Rue went to high school in Springfield, college in Ohio, and is now part-owner of a funeral home, the same line of work as his father.
As a city commissioner, Rue carved out a reputation as a low-key centrist with a willingness to question some conservative orthodoxies. He voted to add protections for LGBTQ+ residents to the city’s nondiscrimination ordinance. “People shouldn’t be discriminated against based on how they live their life,” he said at the time. Last month, when the leader of a neo-Nazi group told the City Commission to start turning back Haitian immigrants “before it’s too late,” Rue kicked him out of the meeting.
“It’s not free speech. That’s a threat,” Rue said, citing guidelines prohibiting threats at commission meetings.
In July, as anti-immigrant sentiment was beginning to build, Rue and the city manager, Bryan Heck, appeared on “Fox & Friends.” They said that the new Haitian arrivals were taxing the city’s resources and that they needed more help from the federal government. They blamed the Biden administration’s immigration policies for the strain. Their appearance helped thrust Springfield into the national immigration debate and the presidential election.

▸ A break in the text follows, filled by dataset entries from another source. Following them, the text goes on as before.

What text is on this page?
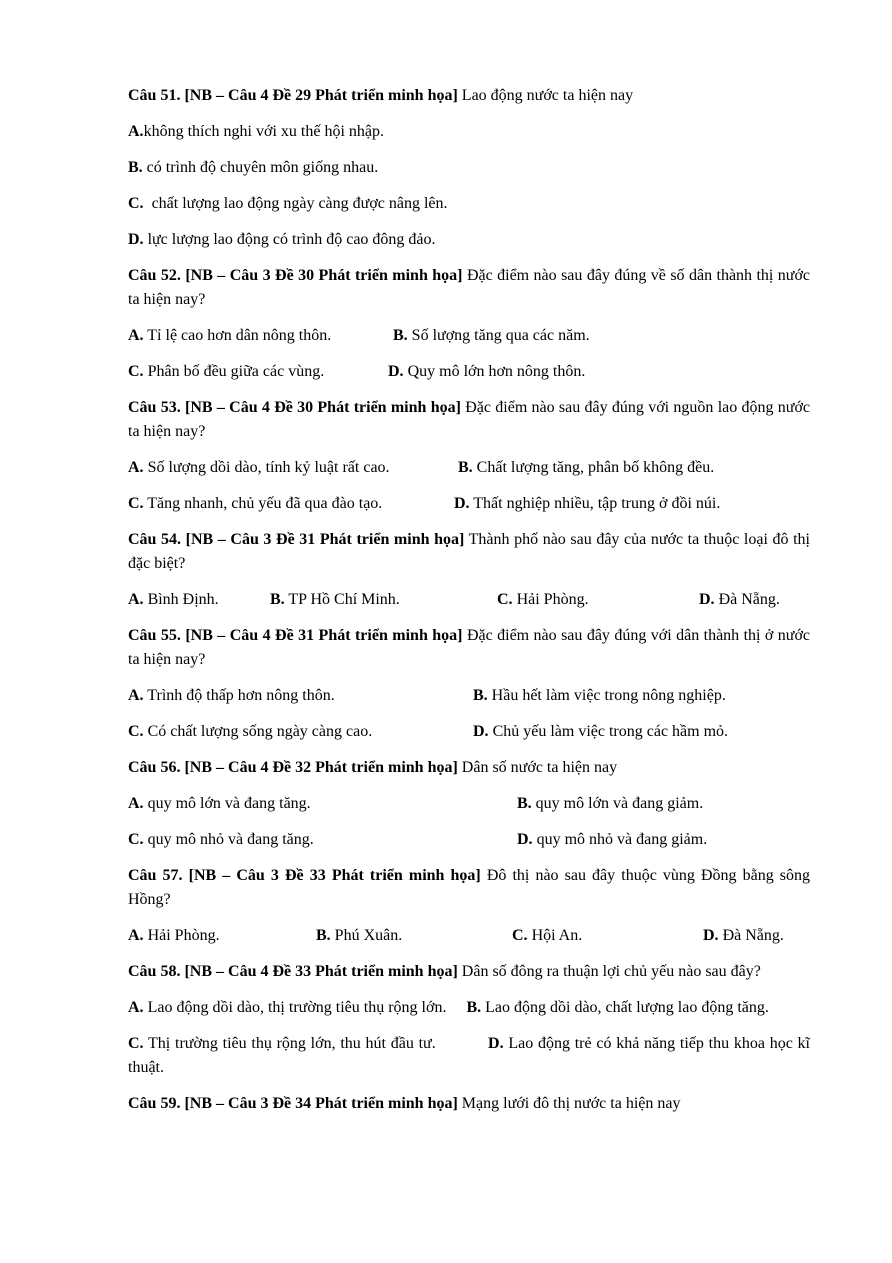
Câu 51. [NB – Câu 4 Đề 29 Phát triển minh họa] Lao động nước ta hiện nay

A.không thích nghi với xu thế hội nhập.

B. có trình độ chuyên môn giống nhau.

C.  chất lượng lao động ngày càng được nâng lên.

D. lực lượng lao động có trình độ cao đông đảo.

Câu 52. [NB – Câu 3 Đề 30 Phát triển minh họa] Đặc điểm nào sau đây đúng về số dân thành thị nước ta hiện nay?

A. Tỉ lệ cao hơn dân nông thôn.	B. Số lượng tăng qua các năm.
C. Phân bố đều giữa các vùng.	D. Quy mô lớn hơn nông thôn.

Câu 53. [NB – Câu 4 Đề 30 Phát triển minh họa] Đặc điểm nào sau đây đúng với nguồn lao động nước ta hiện nay?

A. Số lượng dồi dào, tính kỷ luật rất cao.	B. Chất lượng tăng, phân bố không đều.
C. Tăng nhanh, chủ yếu đã qua đào tạo.	D. Thất nghiệp nhiều, tập trung ở đồi núi.

Câu 54. [NB – Câu 3 Đề 31 Phát triển minh họa] Thành phố nào sau đây của nước ta thuộc loại đô thị đặc biệt?

A. Bình Định.	B. TP Hồ Chí Minh.	C. Hải Phòng.	D. Đà Nẵng.

Câu 55. [NB – Câu 4 Đề 31 Phát triển minh họa] Đặc điểm nào sau đây đúng với dân thành thị ở nước ta hiện nay?

A. Trình độ thấp hơn nông thôn.	B. Hầu hết làm việc trong nông nghiệp.
C. Có chất lượng sống ngày càng cao.	D. Chủ yếu làm việc trong các hầm mỏ.

Câu 56. [NB – Câu 4 Đề 32 Phát triển minh họa] Dân số nước ta hiện nay

A. quy mô lớn và đang tăng.	B. quy mô lớn và đang giảm.
C. quy mô nhỏ và đang tăng.	D. quy mô nhỏ và đang giảm.

Câu 57. [NB – Câu 3 Đề 33 Phát triển minh họa] Đô thị nào sau đây thuộc vùng Đồng bằng sông Hồng?

A. Hải Phòng.	B. Phú Xuân.	C. Hội An.	D. Đà Nẵng.

Câu 58. [NB – Câu 4 Đề 33 Phát triển minh họa] Dân số đông ra thuận lợi chủ yếu nào sau đây?

A. Lao động dồi dào, thị trường tiêu thụ rộng lớn. B. Lao động dồi dào, chất lượng lao động tăng.

C. Thị trường tiêu thụ rộng lớn, thu hút đầu tư.	D. Lao động trẻ có khả năng tiếp thu khoa học kĩ thuật.

Câu 59. [NB – Câu 3 Đề 34 Phát triển minh họa] Mạng lưới đô thị nước ta hiện nay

By that time, rumors about immigrants had begun to metastasize on social media, where some Springfield residents shared baseless hearsay about missing pets.
After Trump chose to amplify those falsehoods on a national stage — despite a city official having told his campaign beforehand that those claims were wrong — Rue repeatedly went on cable news to push back. On Friday, he said his objective was to defend Springfield’s reputation.
“When a national leader says, ‘It’s horrible there,’ that bothered me, as it should any mayor of any city,” he said. “When your city is misrepresented, you want to get out there and represent who we really are.”